Anonymous 0 Comments

Codependency requires you to care for someone else to the point that it is damaging to yourself. Additionally, you end up assuming all responsibility for their failures, which you actually have no control over. It also gives the other person permission to take advantage of you, and they will. Codependency used to be called “co-alcoholism” because the relationships between addicts and their partners and pretty much always codependant. It’s the only way those relationships can survive. I am a recovering codependant. I am extremely close to my husband, and we rely on each other, but there is a give and take that was never present in my former codependant relationships.

Anonymous 0 Comments

Nothing is inherently bad, it always comes to what criteria you’re using (it is basic philosophy) but I will give you my opinion on that.

– You don’t reach self actualization.
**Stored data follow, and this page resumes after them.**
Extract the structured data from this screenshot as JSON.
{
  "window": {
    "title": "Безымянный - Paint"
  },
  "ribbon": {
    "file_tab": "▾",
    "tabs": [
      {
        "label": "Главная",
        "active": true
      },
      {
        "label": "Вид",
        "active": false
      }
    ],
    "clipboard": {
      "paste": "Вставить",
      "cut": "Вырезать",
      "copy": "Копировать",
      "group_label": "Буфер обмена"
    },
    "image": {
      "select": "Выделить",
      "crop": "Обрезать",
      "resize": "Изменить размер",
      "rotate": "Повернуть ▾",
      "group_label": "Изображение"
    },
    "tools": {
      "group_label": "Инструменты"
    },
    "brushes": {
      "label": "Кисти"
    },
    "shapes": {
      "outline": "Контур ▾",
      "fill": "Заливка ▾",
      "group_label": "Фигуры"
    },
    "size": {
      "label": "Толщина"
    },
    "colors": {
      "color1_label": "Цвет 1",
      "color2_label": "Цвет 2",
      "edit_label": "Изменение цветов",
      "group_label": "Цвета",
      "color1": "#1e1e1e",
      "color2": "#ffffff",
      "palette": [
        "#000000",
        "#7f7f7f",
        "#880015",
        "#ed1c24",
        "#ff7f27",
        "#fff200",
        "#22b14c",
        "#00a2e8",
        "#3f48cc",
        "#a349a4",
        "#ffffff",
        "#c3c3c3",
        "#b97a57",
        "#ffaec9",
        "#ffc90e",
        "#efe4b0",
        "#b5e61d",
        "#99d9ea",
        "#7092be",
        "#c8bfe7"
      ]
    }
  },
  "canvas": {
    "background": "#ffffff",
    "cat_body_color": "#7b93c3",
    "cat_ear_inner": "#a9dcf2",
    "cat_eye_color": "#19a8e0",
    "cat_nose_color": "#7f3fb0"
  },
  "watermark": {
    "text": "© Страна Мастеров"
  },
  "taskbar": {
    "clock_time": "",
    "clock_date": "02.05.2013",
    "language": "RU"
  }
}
Your fear of losing the enabler (the SO) and trying to become a better person for the them becomes your number 1 goal and motivation to live. Puting all of your possible true tastes and true preferences aside.

– you will become dumber. Since you are worrying about the SO so much due to your codependency on them, you lose the capacity of puting studies/work or whatever at a high level of focus.
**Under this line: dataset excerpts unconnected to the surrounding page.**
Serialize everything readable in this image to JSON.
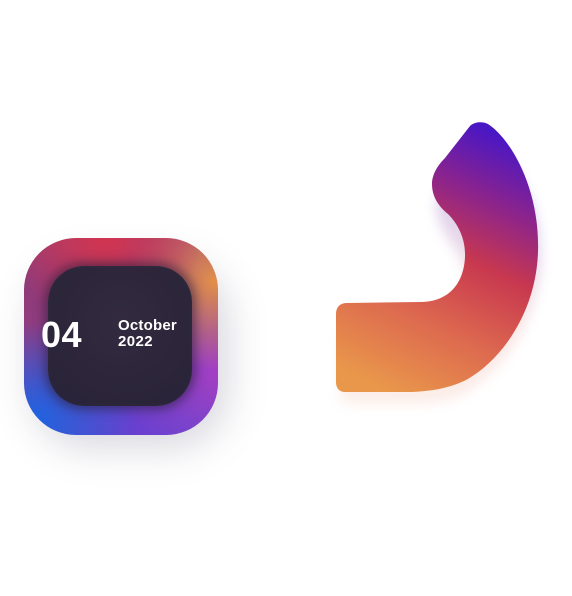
{
  "date_widget": {
    "day": "04",
    "month": "October",
    "year": "2022"
  },
  "colors": {
    "background": "#ffffff",
    "widget_inner": "#2b2539",
    "widget_blue": "#1f63e0",
    "widget_red": "#d2344f",
    "widget_orange": "#e28f4a",
    "widget_purple": "#a53ec4",
    "curve_top": "#4a17c4",
    "curve_middle": "#c8384f",
    "curve_bottom": "#e9974b"
  },
  "icons": [
    "curved-arrow-shape"
  ]
}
– You feel more often bad than good. I think this one is a necessery condition for the codependent relationship. The fear of losing the enabler is the main tool they use to have you attached to them. You’re convinced that they are improving your life and without them you would be lost and unhappy, and it is the lack of validation that keeps you hooked on to the relationship. Whenever the enabler FINALLY decides to give you the validation, it feels like the best sensation in the world (thats why ppl say codependent relationships have the best sex) but it is 90% of the time being anxious and worried and 10% geting validation and feeling good.

– you become awkward. In the typical codependent relationship, as a codependent, your feelings and emotions are disregarded, it is the enabler’s feelings and happiness that matters the most. You start getting used to telling jokes and not getting laughter, you get used to avoid displaying insatisfaction when someone violate your boundaries and at some point, even when you are interacting with others, you will naturally be prone to avoid telling jokes or not believing you could be funny, you could also develop fake nervous laughter (this one is common), you will naturally let people interrupt you, you will naturally let ppl do shit with you that you shouldn’t let and others will notice this and label you a weird/weak person (and they are right).

As for the enabler, I don’t think there is any ‘cons’ for them, it is all good having a desperate person willing to put up with you. Haha they are usually very inteligent charming charismatic and attractive. I feel ashamed for have let myself be the codependent one. I think only weak people with shitty parents become dependent on others.